Tim Tully on Genome Research: Changes Over Time
  Tim Tully     Biography    
Recorded: 01 Aug 2003

I was at Brandeis before I came to Cold Spring Harbor Lab. When I arrived here in 1991, I came with four new mutants that we had identified in a behavioral screen at Brandeis. It took about five people most of the 1990’s to identify the molecular lesion associated with those four new mutants.

In 2000, when we had sixty new mutants from our screen here, it took us roughly one year to identify the molecular lesions of all sixty mutants. What’s the difference? The difference is the availability of the drosophila genome sequence. In 2000 with that sequence available it was easy to identify the molecular lesions of these mutations. In 1991 without that information, it was a much more difficult process to find those genes. So we anticipated this in 1995, 1996, and it’s why we started the mutagenesis then, and used the transposon mutators to make the mutations then. Since we know the transposon sequence, we could pull that piece of genomic DNA out of the mutant fly and there would be a piece of flanking DNA attached to it next to the site where it was inserted. Then with one sequencing run of a hundred base pairs, we would know the DNA sequence of that flanking piece of DNA. If the entire sequence of the fly is available, then you can immediately match that to a unique spot in the fly genome and you know where your mutation is.

So we knew that the fly genome sequence was going to be available around the year 2000, and we knew it would take about four years to generate 6,700 mutant lines and screen them behaviorally and do the behavioral characterizations that would tell us that we have a new memory mutant.
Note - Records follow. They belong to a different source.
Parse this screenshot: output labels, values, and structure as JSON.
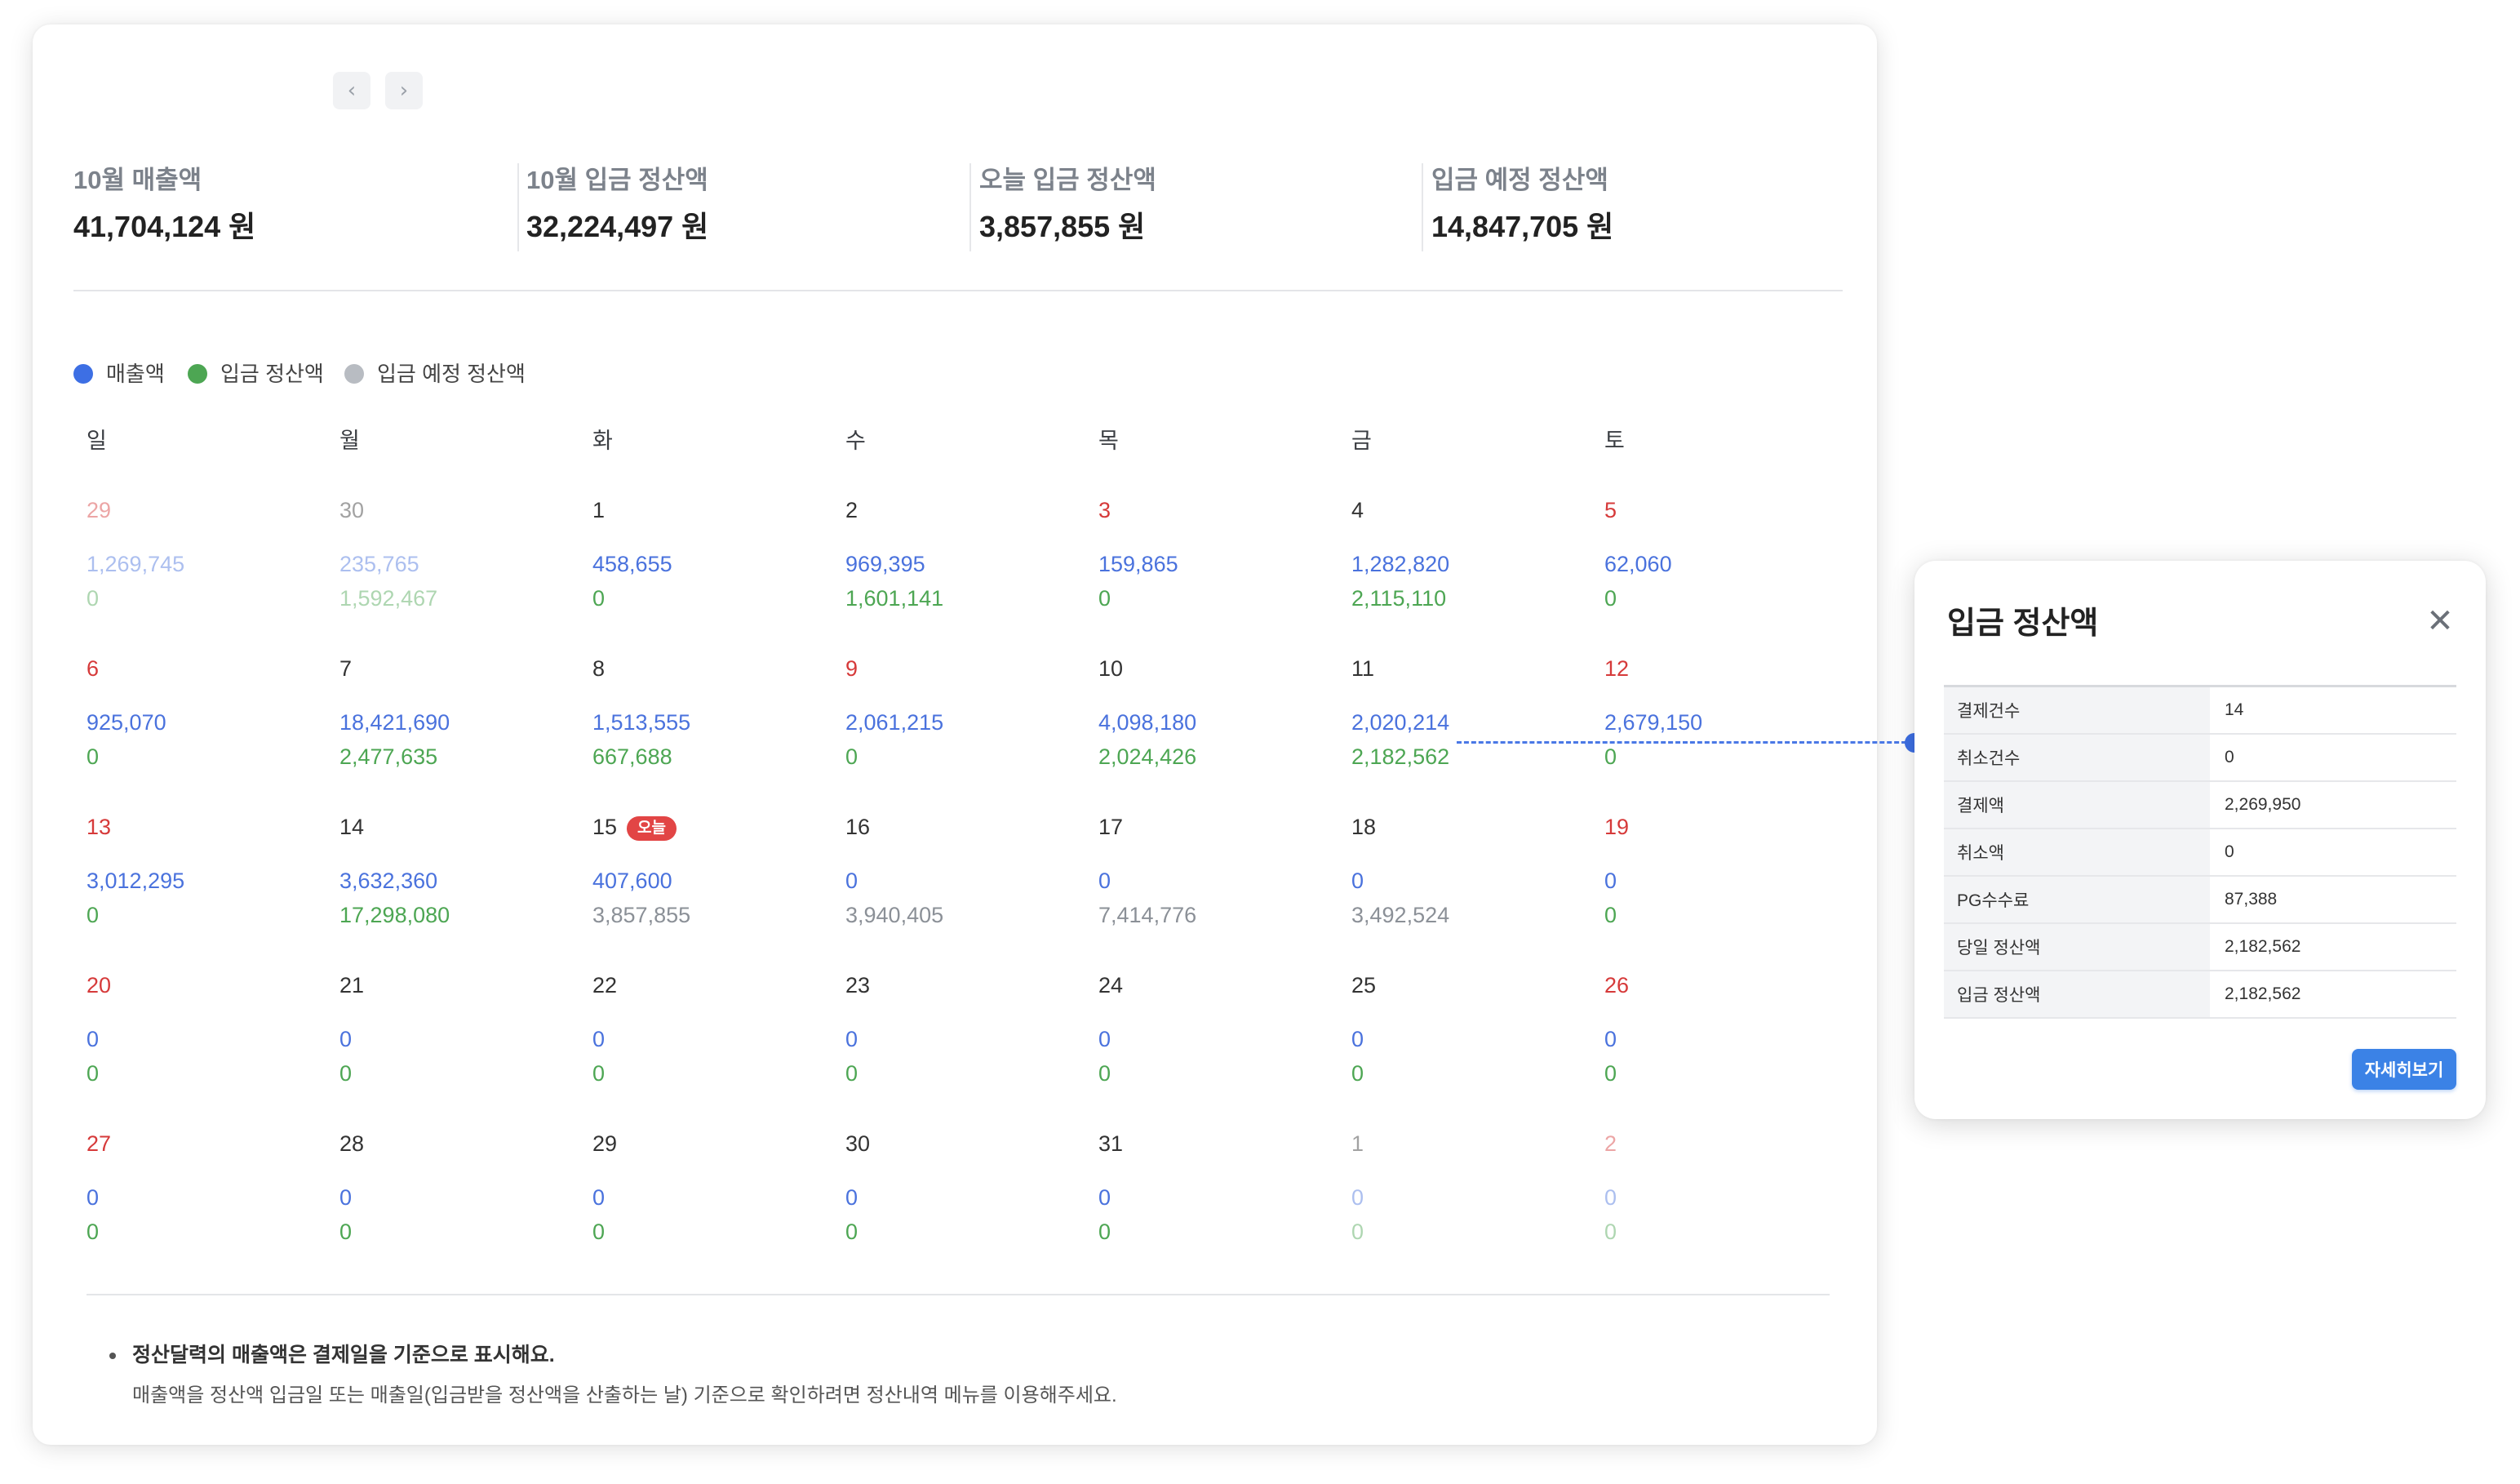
{
  "nav": {
    "prev": "‹",
    "next": "›"
  },
  "summary": [
    {
      "label": "10월 매출액",
      "value": "41,704,124 원"
    },
    {
      "label": "10월 입금 정산액",
      "value": "32,224,497 원"
    },
    {
      "label": "오늘 입금 정산액",
      "value": "3,857,855 원"
    },
    {
      "label": "입금 예정 정산액",
      "value": "14,847,705 원"
    }
  ],
  "legend": [
    {
      "label": "매출액",
      "color": "#3d6fe4"
    },
    {
      "label": "입금 정산액",
      "color": "#4da653"
    },
    {
      "label": "입금 예정 정산액",
      "color": "#b8bcc2"
    }
  ],
  "weekdays": [
    "일",
    "월",
    "화",
    "수",
    "목",
    "금",
    "토"
  ],
  "today_badge": "오늘",
  "weeks": [
    [
      {
        "day": "29",
        "sales": "1,269,745",
        "deposit": "0",
        "other": true
      },
      {
        "day": "30",
        "sales": "235,765",
        "deposit": "1,592,467",
        "other": true
      },
      {
        "day": "1",
        "sales": "458,655",
        "deposit": "0"
      },
      {
        "day": "2",
        "sales": "969,395",
        "deposit": "1,601,141"
      },
      {
        "day": "3",
        "sales": "159,865",
        "deposit": "0",
        "holiday": true
      },
      {
        "day": "4",
        "sales": "1,282,820",
        "deposit": "2,115,110"
      },
      {
        "day": "5",
        "sales": "62,060",
        "deposit": "0"
      }
    ],
    [
      {
        "day": "6",
        "sales": "925,070",
        "deposit": "0"
      },
      {
        "day": "7",
        "sales": "18,421,690",
        "deposit": "2,477,635"
      },
      {
        "day": "8",
        "sales": "1,513,555",
        "deposit": "667,688"
      },
      {
        "day": "9",
        "sales": "2,061,215",
        "deposit": "0",
        "holiday": true
      },
      {
        "day": "10",
        "sales": "4,098,180",
        "deposit": "2,024,426"
      },
      {
        "day": "11",
        "sales": "2,020,214",
        "deposit": "2,182,562"
      },
      {
        "day": "12",
        "sales": "2,679,150",
        "deposit": "0"
      }
    ],
    [
      {
        "day": "13",
        "sales": "3,012,295",
        "deposit": "0"
      },
      {
        "day": "14",
        "sales": "3,632,360",
        "deposit": "17,298,080"
      },
      {
        "day": "15",
        "sales": "407,600",
        "deposit": "3,857,855",
        "today": true,
        "scheduled": true
      },
      {
        "day": "16",
        "sales": "0",
        "deposit": "3,940,405",
        "scheduled": true
      },
      {
        "day": "17",
        "sales": "0",
        "deposit": "7,414,776",
        "scheduled": true
      },
      {
        "day": "18",
        "sales": "0",
        "deposit": "3,492,524",
        "scheduled": true
      },
      {
        "day": "19",
        "sales": "0",
        "deposit": "0"
      }
    ],
    [
      {
        "day": "20",
        "sales": "0",
        "deposit": "0"
      },
      {
        "day": "21",
        "sales": "0",
        "deposit": "0"
      },
      {
        "day": "22",
        "sales": "0",
        "deposit": "0"
      },
      {
        "day": "23",
        "sales": "0",
        "deposit": "0"
      },
      {
        "day": "24",
        "sales": "0",
        "deposit": "0"
      },
      {
        "day": "25",
        "sales": "0",
        "deposit": "0"
      },
      {
        "day": "26",
        "sales": "0",
        "deposit": "0"
      }
    ],
    [
      {
        "day": "27",
        "sales": "0",
        "deposit": "0"
      },
      {
        "day": "28",
        "sales": "0",
        "deposit": "0"
      },
      {
        "day": "29",
        "sales": "0",
        "deposit": "0"
      },
      {
        "day": "30",
        "sales": "0",
        "deposit": "0"
      },
      {
        "day": "31",
        "sales": "0",
        "deposit": "0"
      },
      {
        "day": "1",
        "sales": "0",
        "deposit": "0",
        "other": true
      },
      {
        "day": "2",
        "sales": "0",
        "deposit": "0",
        "other": true
      }
    ]
  ],
  "notice": {
    "main": "정산달력의 매출액은 결제일을 기준으로 표시해요.",
    "sub": "매출액을 정산액 입금일 또는 매출일(입금받을 정산액을 산출하는 날) 기준으로 확인하려면 정산내역 메뉴를 이용해주세요."
  },
  "popup": {
    "title": "입금 정산액",
    "close": "✕",
    "rows": [
      {
        "key": "결제건수",
        "value": "14"
      },
      {
        "key": "취소건수",
        "value": "0"
      },
      {
        "key": "결제액",
        "value": "2,269,950"
      },
      {
        "key": "취소액",
        "value": "0"
      },
      {
        "key": "PG수수료",
        "value": "87,388"
      },
      {
        "key": "당일 정산액",
        "value": "2,182,562"
      },
      {
        "key": "입금 정산액",
        "value": "2,182,562"
      }
    ],
    "button": "자세히보기"
  }
}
With that as anticipation, that was the approach that we took knowing that it would be easier to clone these genes when we finally found the mutant, and that was true.
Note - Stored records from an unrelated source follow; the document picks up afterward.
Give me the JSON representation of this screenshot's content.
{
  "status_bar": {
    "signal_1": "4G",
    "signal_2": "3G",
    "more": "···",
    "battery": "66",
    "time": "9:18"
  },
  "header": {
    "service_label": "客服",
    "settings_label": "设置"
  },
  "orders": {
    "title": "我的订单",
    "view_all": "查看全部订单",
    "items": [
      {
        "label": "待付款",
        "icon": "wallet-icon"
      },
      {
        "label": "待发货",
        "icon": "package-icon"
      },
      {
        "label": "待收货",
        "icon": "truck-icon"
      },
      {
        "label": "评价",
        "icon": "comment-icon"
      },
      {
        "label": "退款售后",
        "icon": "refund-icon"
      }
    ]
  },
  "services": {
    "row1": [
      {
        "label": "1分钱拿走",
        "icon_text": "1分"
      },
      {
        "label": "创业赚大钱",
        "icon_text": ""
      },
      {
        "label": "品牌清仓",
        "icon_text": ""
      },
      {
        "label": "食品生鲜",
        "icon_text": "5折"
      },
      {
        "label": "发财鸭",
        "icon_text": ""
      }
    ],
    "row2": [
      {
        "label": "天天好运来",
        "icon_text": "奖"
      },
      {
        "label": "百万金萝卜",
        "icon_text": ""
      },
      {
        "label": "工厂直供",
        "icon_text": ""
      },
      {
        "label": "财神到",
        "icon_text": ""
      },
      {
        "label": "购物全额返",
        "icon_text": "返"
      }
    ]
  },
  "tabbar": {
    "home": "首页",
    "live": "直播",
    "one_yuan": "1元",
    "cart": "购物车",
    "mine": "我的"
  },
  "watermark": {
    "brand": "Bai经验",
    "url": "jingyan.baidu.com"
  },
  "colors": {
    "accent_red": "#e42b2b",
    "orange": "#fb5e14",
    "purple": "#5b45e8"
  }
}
Tim Tully is a molecular geneticist, interested in finding the genetic and biological basis of memory in order to better identify pharmacological and behavioral treatments for memory loss. In 1981, he received his Ph.D. from the University of Illinois. Tully joined the Cold Spring Harbor Laboratory staff in 1991 to work on discovering genes involved with memory. He became the St. Giles Foundation Professor of Neuroscience and led the Drosophila learning and memory program. In 1998 he founded Helicon Therapeutics, Inc., a development-stage biotechnology firm that works on new therapies for memory loss and other cognition disorders. In June, 2007, Tully left Cold Spring Harbor Laboratory to become Helicon's Acting Chief Scientific Officer, and assume a key role in the Michigan-based Dart Foundation as it expands its interest in funding neuroscience research.

His work on the transcriptional factor CREB gave way to the first experimental demonstration of enhanced memory formation in genetically engineered animals. Tully works to identify genes involved with long-term memory formation. Tully has determined that by the regulation of gene expression, new, long-term memories can be formed due to the growth of new synapses.